Devo dire che alla prima visione il film mi ha lasciato del tutto indifferente, ed è con questa pellicola che ho conosciuto il regista. Poi per caso mi sono passate per le mani le “videocassette” degli altri suoi film, ed è stato grande amore. Tutto era collegato come in un’unica storia, gli attori, l’ossessione per i colori e i dettagli strettissimi, il politicamente scorretto, la sfacciataggine, l’esagerazione e le sempre più improbabili sceneggiature.
Adesso Almodovar, insieme a Lynch e Woody Allen sono i miei registi stranieri viventi preferiti.
Seguono “Legami”, “Kika”, “Tacchi a spillo” con una bellissima interpretazione di Miguel Bosè, il tragico “Il fiore del mio segreto” che segna la rottura con una sua attrice simbolo Carmen Maura, “Carne Tremula” con Javier Bardem alle prime armi e la nostra Francesca Neri, e un cameo della giovanissima Penelope Cruz che partorisce su un autobus. Questi sono film che mostrano una crescita nell’uso della camera e del racconto e preparano al capolavoro “Tutto su mia madre”.
Cecilia Roth è la protagonista, già apparsa in altri suoi film, ma c’è anche Penelope Cruz nel ruolo di una suora rimasta incinta da un travestito, ex marito di Cecilia Roth.
Raccontare le trame dei film di Almodovar lo ritengo inutile, come per Woody Allen e per Lynch, anche se i tre sono assai diversi, la storia è solo un pretesto.
Il racconto di “Tutto su mia madre” è uno, ed è quello iniziato col primo film. Una marea di premi per la pellicola e grande successo in tutto il mondo.
Il film si chiude con un sipario, ed è lo stesso sipario che si riapre sull’altro capolavoro che è “Parla con lei” e che ci mostra una coreografia di Pina Baush. Come a dire: “il racconto continua, seguitemi. La Spagna non appoggia la candidatura del film a miglior film straniero, ma lui lo vince con la straordinaria sceneggiatura.

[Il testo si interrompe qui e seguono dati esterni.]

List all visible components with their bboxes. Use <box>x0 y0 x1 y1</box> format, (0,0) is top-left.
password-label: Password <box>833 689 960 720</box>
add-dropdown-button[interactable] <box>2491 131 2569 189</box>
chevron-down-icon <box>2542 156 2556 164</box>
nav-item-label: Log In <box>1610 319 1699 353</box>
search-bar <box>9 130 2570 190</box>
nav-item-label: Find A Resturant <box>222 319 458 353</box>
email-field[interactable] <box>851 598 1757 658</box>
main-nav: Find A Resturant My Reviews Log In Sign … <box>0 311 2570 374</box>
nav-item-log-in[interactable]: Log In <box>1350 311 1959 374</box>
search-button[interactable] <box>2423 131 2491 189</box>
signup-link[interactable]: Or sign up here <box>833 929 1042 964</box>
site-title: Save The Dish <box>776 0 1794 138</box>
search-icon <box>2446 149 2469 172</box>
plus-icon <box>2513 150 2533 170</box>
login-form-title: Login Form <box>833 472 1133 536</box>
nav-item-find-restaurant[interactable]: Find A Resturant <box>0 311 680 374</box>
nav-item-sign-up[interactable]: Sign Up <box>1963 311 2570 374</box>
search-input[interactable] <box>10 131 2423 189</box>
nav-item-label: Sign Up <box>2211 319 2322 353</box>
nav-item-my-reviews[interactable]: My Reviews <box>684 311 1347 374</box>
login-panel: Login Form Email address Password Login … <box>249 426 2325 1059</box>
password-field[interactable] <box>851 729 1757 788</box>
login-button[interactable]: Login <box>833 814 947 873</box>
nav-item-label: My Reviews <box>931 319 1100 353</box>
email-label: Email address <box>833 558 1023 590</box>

Temi tipici del regista sono i rapporti fra donne, l’ambiguità sessuale, l’amore e la passione omosessuale (spesso trattata con tocco ironico ed autoironico), la critica alla religione.
Proprio sulla religione il controverso “La mala education” dove compare un’altra scoperta Gael Garcia Bernal. Pedofilia, corruzione, travestitismo. Dura critica alla chiesa.
E arriva un altro capolavoro: “Volver” tornare, come il ritorno di Carmen Maura nelle vesti di un fantasma ma in carne e ossa. Una folla di donne, la Cruz in testa, per un film corale che vince la palma d’oro alla sceneggiatura e un premio globale per tutte le attrici presenti nel film.
Seguono il drammatico “gli abbracci spezzati” sempre con Penelope Cruz, l’incomprensibile “La pelle che abito, film quasi fantascientifico in pratica, che non amo molto, interpretato da un folle Antonio Banderas.
Poi un ritorno alla commedia pura all’Almodovar “gli amanti passeggeri”, l’intimo e delicato “Julieta”, e infine “Dolore y Gloria”.
Il colore è un altro attore sempre presente in ogni film, c’è il rosso Valentino ma di sicuro c’è il rosso Almodovar. Basta un’immagine e sai che è un suo film. C’è il volto di Picasso di Rossy de Palma e il modo di dire “donne sull’orlo di una crisi di nervi”, c’è la musica, fondamentale, c’è il coraggio di aver reso quasi normali delle cose surreali. Il suo maestro di riferimento del resto è Bunuel…
Congratulazioni, il leone d’oro ruggirà nella sua casa di produzione El Deseo, il desiderio.
Italo Zeus
Tra gli attori ispanici che più frequentemente hanno lavorato con lui, si annoverano Carmen Maura, Marisa Paredes, Penélope Cruz, Cecilia Roth, Victoria Abril, Antonio Banderas, Rossy de Palma, Chus Lampreave e Javier Bardem.